NEW YORK ­– Religious freedom advocates are heralding a unanimous Supreme Court decision that upholds the ability of a faith-based foster care agency to operate according to its faith as a statement from the nation’s highest court of its commitment to religious liberty.

The much-anticipated Fulton v. The City of Philadelphia decision was announced on June 17. It mandates that the city of Philadelphia cannot refuse to work with Catholic Social Services of the Archdiocese of Philadelphia because it will not certify same-sex couples as foster parents.

“This is a strong endorsement of religious freedom from a unanimous Supreme Court,” said Lori Windham, senior counsel at Becket Law, who represented the plaintiffs in the case. “The justices recognize that religious social services of many different faiths can come together to serve their communities and that governments should not restrict them because of their religious beliefs.”

Fulton v. Philadelphia dates back to 2018 when a newspaper story recounted the Archdiocese of Philadelphia’s position that Catholic Social Services would not certify same-sex couples as foster parents. After subsequent calls for an investigation, the city told Catholic Social Services that unless it agreed to certify same-sex couples it would no longer refer children to or renew its contract with the agency.

Catholic Social Services and three affiliated foster parents sued the city on the basis that the decision violated the Free Exercise and Free Speech Clauses of the First Amendment.

In the decision written for the court, Chief Justice John Roberts noted that Catholic Social Services does not object to certifying gay or lesbian individuals as single foster parents or to placing gay and lesbian children. No same-sex couple has ever sought certification from Catholic Social Services, he added, and if one did they would direct the couple to another agency in the city.

After the decision was made, Toni Simms-Busch — one of the foster parents that filed the suit along with Sharonell Fulton and Cecilia Paul — expressed her gratitude for the decision alongside Windham and Archbishop Nelson Perez of Philadelphia.

“It has been a long journey for me and all of the families supporting Catholic Social Services through this legal battle, but I’m grateful that we can finally rest knowing that the agency that brought my family together can continue to do the same for other families,” said Busch, the mother of two adopted boys.

“Each year, there are families able to care for children that need help,” she added. “They can succeed with the support of an agency that shares and affirms their faith. Keeping Catholic Social Services open ensures that families can be a part of the solution.”

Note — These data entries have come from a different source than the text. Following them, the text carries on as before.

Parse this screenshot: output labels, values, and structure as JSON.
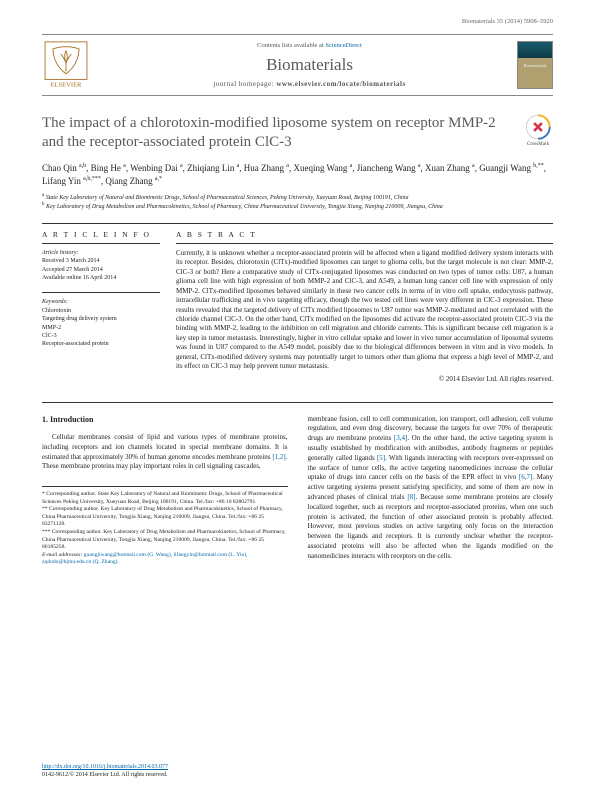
{
  "header": {
    "citation": "Biomaterials 35 (2014) 5908–5920"
  },
  "journal_bar": {
    "contents_prefix": "Contents lists available at ",
    "contents_link": "ScienceDirect",
    "name": "Biomaterials",
    "homepage_prefix": "journal homepage: ",
    "homepage": "www.elsevier.com/locate/biomaterials",
    "logo_label": "ELSEVIER",
    "cover_label": "Biomaterials"
  },
  "colors": {
    "elsevier_orange": "#ed7d31",
    "link_blue": "#0066aa",
    "heading_gray": "#5a5a5a"
  },
  "title": "The impact of a chlorotoxin-modified liposome system on receptor MMP-2 and the receptor-associated protein ClC-3",
  "crossmark": "CrossMark",
  "authors_html": "Chao Qin <sup>a,b</sup>, Bing He <sup>a</sup>, Wenbing Dai <sup>a</sup>, Zhiqiang Lin <sup>a</sup>, Hua Zhang <sup>a</sup>, Xueqing Wang <sup>a</sup>, Jiancheng Wang <sup>a</sup>, Xuan Zhang <sup>a</sup>, Guangji Wang <sup>b,**</sup>, Lifang Yin <sup>a,b,***</sup>, Qiang Zhang <sup>a,*</sup>",
  "affiliations": [
    "<sup>a</sup> State Key Laboratory of Natural and Biomimetic Drugs, School of Pharmaceutical Sciences, Peking University, Xueyuan Road, Beijing 100191, China",
    "<sup>b</sup> Key Laboratory of Drug Metabolism and Pharmacokinetics, School of Pharmacy, China Pharmaceutical University, Tongjia Xiang, Nanjing 210009, Jiangsu, China"
  ],
  "article_info": {
    "head": "A R T I C L E  I N F O",
    "history_label": "Article history:",
    "received": "Received 3 March 2014",
    "accepted": "Accepted 27 March 2014",
    "online": "Available online 16 April 2014",
    "keywords_label": "Keywords:",
    "keywords": [
      "Chlorotoxin",
      "Targeting drug delivery system",
      "MMP-2",
      "ClC-3",
      "Receptor-associated protein"
    ]
  },
  "abstract": {
    "head": "A B S T R A C T",
    "text": "Currently, it is unknown whether a receptor-associated protein will be affected when a ligand modified delivery system interacts with its receptor. Besides, chlorotoxin (ClTx)-modified liposomes can target to glioma cells, but the target molecule is not clear: MMP-2, ClC-3 or both? Here a comparative study of ClTx-conjugated liposomes was conducted on two types of tumor cells: U87, a human glioma cell line with high expression of both MMP-2 and ClC-3, and A549, a human lung cancer cell line with expression of only MMP-2. ClTx-modified liposomes behaved similarly in these two cancer cells in terms of in vitro cell uptake, endocytosis pathway, intracellular trafficking and in vivo targeting efficacy, though the two tested cell lines were very different in ClC-3 expression. These results revealed that the targeted delivery of ClTx modified liposomes to U87 tumor was MMP-2-mediated and not correlated with the chloride channel ClC-3. On the other hand, ClTx modified on the liposomes did activate the receptor-associated protein ClC-3 via the binding with MMP-2, leading to the inhibition on cell migration and chloride currents. This is significant because cell migration is a key step in tumor metastasis. Interestingly, higher in vitro cellular uptake and lower in vivo tumor accumulation of liposomal systems was found in U87 compared to the A549 model, possibly due to the biological differences between in vitro and in vivo models. In general, ClTx-modified delivery systems may potentially target to tumors other than glioma that express a high level of MMP-2, and its effect on ClC-3 may help prevent tumor metastasis.",
    "copyright": "© 2014 Elsevier Ltd. All rights reserved."
  },
  "intro": {
    "head": "1. Introduction",
    "col1": "Cellular membranes consist of lipid and various types of membrane proteins, including receptors and ion channels located in special membrane domains. It is estimated that approximately 30% of human genome encodes membrane proteins [1,2]. These membrane proteins may play important roles in cell signaling cascades,",
    "col2": "membrane fusion, cell to cell communication, ion transport, cell adhesion, cell volume regulation, and even drug discovery, because the targets for over 70% of therapeutic drugs are membrane proteins [3,4]. On the other hand, the active targeting system is usually established by modification with antibodies, antibody fragments or peptides generally called ligands [5]. With ligands interacting with receptors over-expressed on the surface of tumor cells, the active targeting nanomedicines increase the cellular uptake of drugs into cancer cells on the basis of the EPR effect in vivo [6,7]. Many active targeting systems present satisfying specificity, and some of them are now in advanced phases of clinical trials [8]. Because some membrane proteins are closely localized together, such as receptors and receptor-associated proteins, when one such protein is activated, the function of other associated protein is probably affected. However, most previous studies on active targeting only focus on the interaction between the ligands and receptors. It is currently unclear whether the receptor-associated proteins will also be affected when the ligands modified on the nanomedicines interacts with receptors on the cells."
  },
  "footnotes": {
    "corr1": "* Corresponding author. State Key Laboratory of Natural and Biomimetic Drugs, School of Pharmaceutical Sciences Peking University, Xueyuan Road, Beijing 100191, China. Tel./fax: +86 10 82802791.",
    "corr2": "** Corresponding author. Key Laboratory of Drug Metabolism and Pharmacokinetics, School of Pharmacy, China Pharmaceutical University, Tongjia Xiang, Nanjing 210009, Jiangsu, China. Tel./fax: +86 25 83271128.",
    "corr3": "*** Corresponding author. Key Laboratory of Drug Metabolism and Pharmacokinetics, School of Pharmacy, China Pharmaceutical University, Tongjia Xiang, Nanjing 210009, Jiangsu, China. Tel./fax: +86 25 86185258.",
    "emails_label": "E-mail addresses: ",
    "emails": "guangjiwang@hotmail.com (G. Wang), lifangyin@hotmail.com (L. Yin), zqdodo@bjmu.edu.cn (Q. Zhang)."
  },
  "footer": {
    "doi": "http://dx.doi.org/10.1016/j.biomaterials.2014.03.077",
    "issn": "0142-9612/© 2014 Elsevier Ltd. All rights reserved."
  }
}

Philadelphia Archbishop Nelson J. Perez said the decision “brings light and relief for children in need of loving homes and for the heroic foster parents who open their hearts and doors to care for them.”

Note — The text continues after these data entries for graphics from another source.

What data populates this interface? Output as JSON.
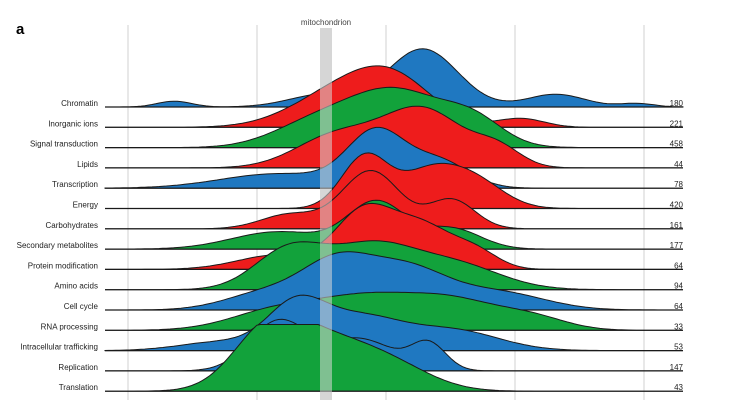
{
  "panel_label": "a",
  "chart_data": {
    "type": "area",
    "style": "ridgeline",
    "marker": {
      "label": "mitochondrion"
    },
    "colors": {
      "blue": "#1f78c1",
      "red": "#ee1c1c",
      "green": "#12a23b",
      "gridline": "#d9d9d9",
      "marker_band": "#d3d3d3"
    },
    "rows": [
      {
        "category": "Chromatin",
        "count": "180",
        "color": "blue",
        "peaks": [
          [
            0.12,
            0.03,
            0.1
          ],
          [
            0.38,
            0.06,
            0.22
          ],
          [
            0.55,
            0.06,
            1.0
          ],
          [
            0.78,
            0.05,
            0.22
          ],
          [
            0.92,
            0.03,
            0.06
          ]
        ]
      },
      {
        "category": "Inorganic ions",
        "count": "221",
        "color": "red",
        "peaks": [
          [
            0.4,
            0.08,
            0.55
          ],
          [
            0.5,
            0.07,
            0.75
          ],
          [
            0.72,
            0.04,
            0.15
          ]
        ]
      },
      {
        "category": "Signal transduction",
        "count": "458",
        "color": "green",
        "peaks": [
          [
            0.35,
            0.07,
            0.3
          ],
          [
            0.5,
            0.09,
            1.0
          ],
          [
            0.64,
            0.05,
            0.35
          ]
        ]
      },
      {
        "category": "Lipids",
        "count": "44",
        "color": "red",
        "peaks": [
          [
            0.4,
            0.07,
            0.55
          ],
          [
            0.55,
            0.07,
            1.0
          ],
          [
            0.68,
            0.04,
            0.3
          ]
        ]
      },
      {
        "category": "Transcription",
        "count": "78",
        "color": "blue",
        "peaks": [
          [
            0.3,
            0.1,
            0.25
          ],
          [
            0.47,
            0.05,
            0.95
          ],
          [
            0.58,
            0.05,
            0.45
          ]
        ]
      },
      {
        "category": "Energy",
        "count": "420",
        "color": "red",
        "peaks": [
          [
            0.45,
            0.04,
            0.9
          ],
          [
            0.56,
            0.05,
            0.6
          ],
          [
            0.64,
            0.05,
            0.45
          ]
        ]
      },
      {
        "category": "Carbohydrates",
        "count": "161",
        "color": "red",
        "peaks": [
          [
            0.32,
            0.05,
            0.25
          ],
          [
            0.46,
            0.05,
            1.0
          ],
          [
            0.6,
            0.04,
            0.5
          ]
        ]
      },
      {
        "category": "Secondary metabolites",
        "count": "177",
        "color": "green",
        "peaks": [
          [
            0.3,
            0.08,
            0.3
          ],
          [
            0.47,
            0.05,
            0.8
          ],
          [
            0.6,
            0.05,
            0.35
          ]
        ]
      },
      {
        "category": "Protein modification",
        "count": "64",
        "color": "red",
        "peaks": [
          [
            0.3,
            0.07,
            0.25
          ],
          [
            0.45,
            0.05,
            1.0
          ],
          [
            0.55,
            0.05,
            0.7
          ],
          [
            0.64,
            0.04,
            0.3
          ]
        ]
      },
      {
        "category": "Amino acids",
        "count": "94",
        "color": "green",
        "peaks": [
          [
            0.32,
            0.06,
            0.7
          ],
          [
            0.46,
            0.07,
            0.7
          ],
          [
            0.6,
            0.08,
            0.45
          ]
        ]
      },
      {
        "category": "Cell cycle",
        "count": "64",
        "color": "blue",
        "peaks": [
          [
            0.28,
            0.07,
            0.3
          ],
          [
            0.4,
            0.06,
            0.75
          ],
          [
            0.52,
            0.07,
            0.7
          ],
          [
            0.68,
            0.08,
            0.3
          ]
        ]
      },
      {
        "category": "RNA processing",
        "count": "33",
        "color": "green",
        "peaks": [
          [
            0.3,
            0.08,
            0.35
          ],
          [
            0.45,
            0.08,
            0.5
          ],
          [
            0.6,
            0.08,
            0.5
          ],
          [
            0.74,
            0.06,
            0.2
          ]
        ]
      },
      {
        "category": "Intracellular trafficking",
        "count": "53",
        "color": "blue",
        "peaks": [
          [
            0.2,
            0.07,
            0.15
          ],
          [
            0.33,
            0.05,
            0.75
          ],
          [
            0.44,
            0.07,
            0.55
          ],
          [
            0.6,
            0.08,
            0.35
          ]
        ]
      },
      {
        "category": "Replication",
        "count": "147",
        "color": "blue",
        "peaks": [
          [
            0.3,
            0.05,
            0.85
          ],
          [
            0.44,
            0.06,
            0.55
          ],
          [
            0.56,
            0.03,
            0.45
          ]
        ]
      },
      {
        "category": "Translation",
        "count": "43",
        "color": "green",
        "peaks": [
          [
            0.28,
            0.06,
            0.9
          ],
          [
            0.38,
            0.08,
            0.8
          ],
          [
            0.5,
            0.07,
            0.35
          ]
        ]
      }
    ]
  }
}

Justice Samuel Alito, however, warned “this decision might as well be written on the dissolving paper sold in magic shops.”

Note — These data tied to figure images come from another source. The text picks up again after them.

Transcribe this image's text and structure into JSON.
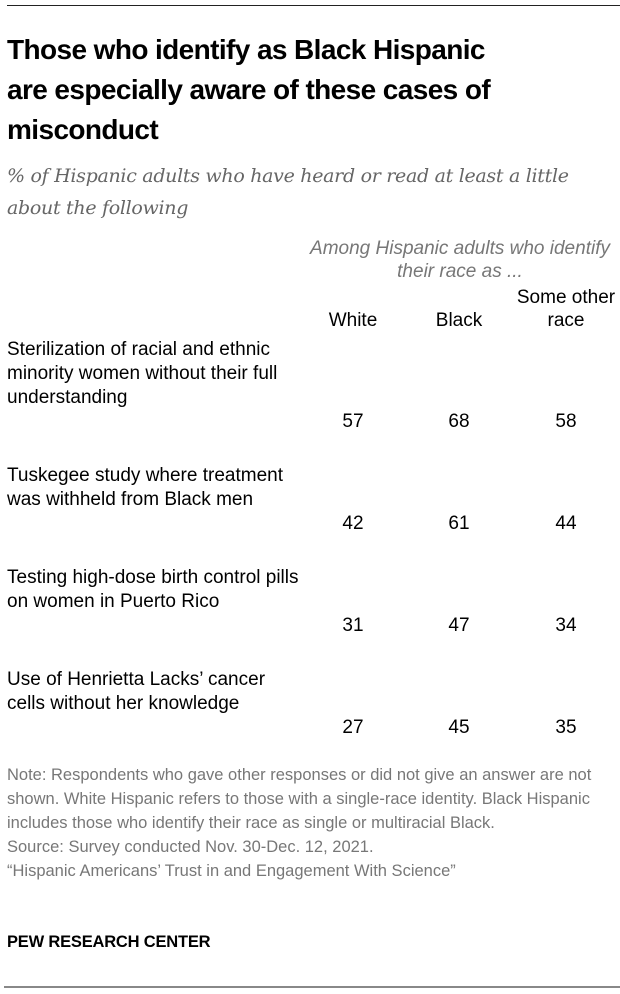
{
  "chart_data": {
    "type": "table",
    "title_lines": [
      "Those who identify as Black Hispanic",
      "are especially aware of these cases of",
      "misconduct"
    ],
    "subtitle": "% of Hispanic adults who have heard or read at least a little about the following",
    "column_group_label": "Among Hispanic adults who identify their race as ...",
    "columns": [
      "White",
      "Black",
      "Some other race"
    ],
    "rows": [
      {
        "label": "Sterilization of racial and ethnic minority women without their full understanding",
        "values": [
          57,
          68,
          58
        ]
      },
      {
        "label": "Tuskegee study where treatment was withheld from Black men",
        "values": [
          42,
          61,
          44
        ]
      },
      {
        "label": "Testing high-dose birth control pills on women in Puerto Rico",
        "values": [
          31,
          47,
          34
        ]
      },
      {
        "label": "Use of Henrietta Lacks’ cancer cells without her knowledge",
        "values": [
          27,
          45,
          35
        ]
      }
    ],
    "note": "Note: Respondents who gave other responses or did not give an answer are not shown. White Hispanic refers to those with a single-race identity. Black Hispanic includes those who identify their race as single or multiracial Black.",
    "source": "Source: Survey conducted Nov. 30-Dec. 12, 2021.",
    "report": "“Hispanic Americans’ Trust in and Engagement With Science”",
    "brand": "PEW RESEARCH CENTER"
  }
}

That’s because the city can get around the ruling by eliminating a provision in its contract with Catholic Social Services that gives the commissioner of the department of human services the authority over exemptions from the general anti-discriminatory law. If that were to happen, Alito noted, “then, voilà, today’s decision will vanish – and the parties will be back where they started.”

Will Haun, counsel at Becket Law, said he thought this was highly unlikely.

“One, taking actions that demonstrate that Philadelphia could just change the contract like that either demonstrates selective enforcement and application, which violates the (first amendment) free exercise clause, or, more targeting against Catholic Social Services, which would also trigger the free exercise clause,” Haun said.

Another reason some have called the decision narrow is because it didn’t overturn the precedent set in the 1990 case Employment Division v. Smith, which holds that generally applicable laws not targeting religious practices do not violate the free exercise clause.

Haun said the Smith decision “turns the free exercise clause into just a probation on discriminating against religions.” As Alito pointed out in his concurring opinion, a rule that prohibits wearing hats in court, for example, would satisfy Smith even though it would prevent Orthodox Jewish men, Sikh men and many Muslim women from appearing.

Andrea Picciotti-Bayer, a lawyer and director of the Conscience Project, said that “the Supreme Court in exercising judicial restraint should normally take the narrow approach to resolving conflict.”

“What’s significant about the unanimous nature of the case is the signal that it sends to government actors right now and to the public at large that the free exercise of religion, which is specifically enumerated in the First Amendment, is going to be upheld and vindicated by the court, even by justices who span the ideological gamut,” Bayer said.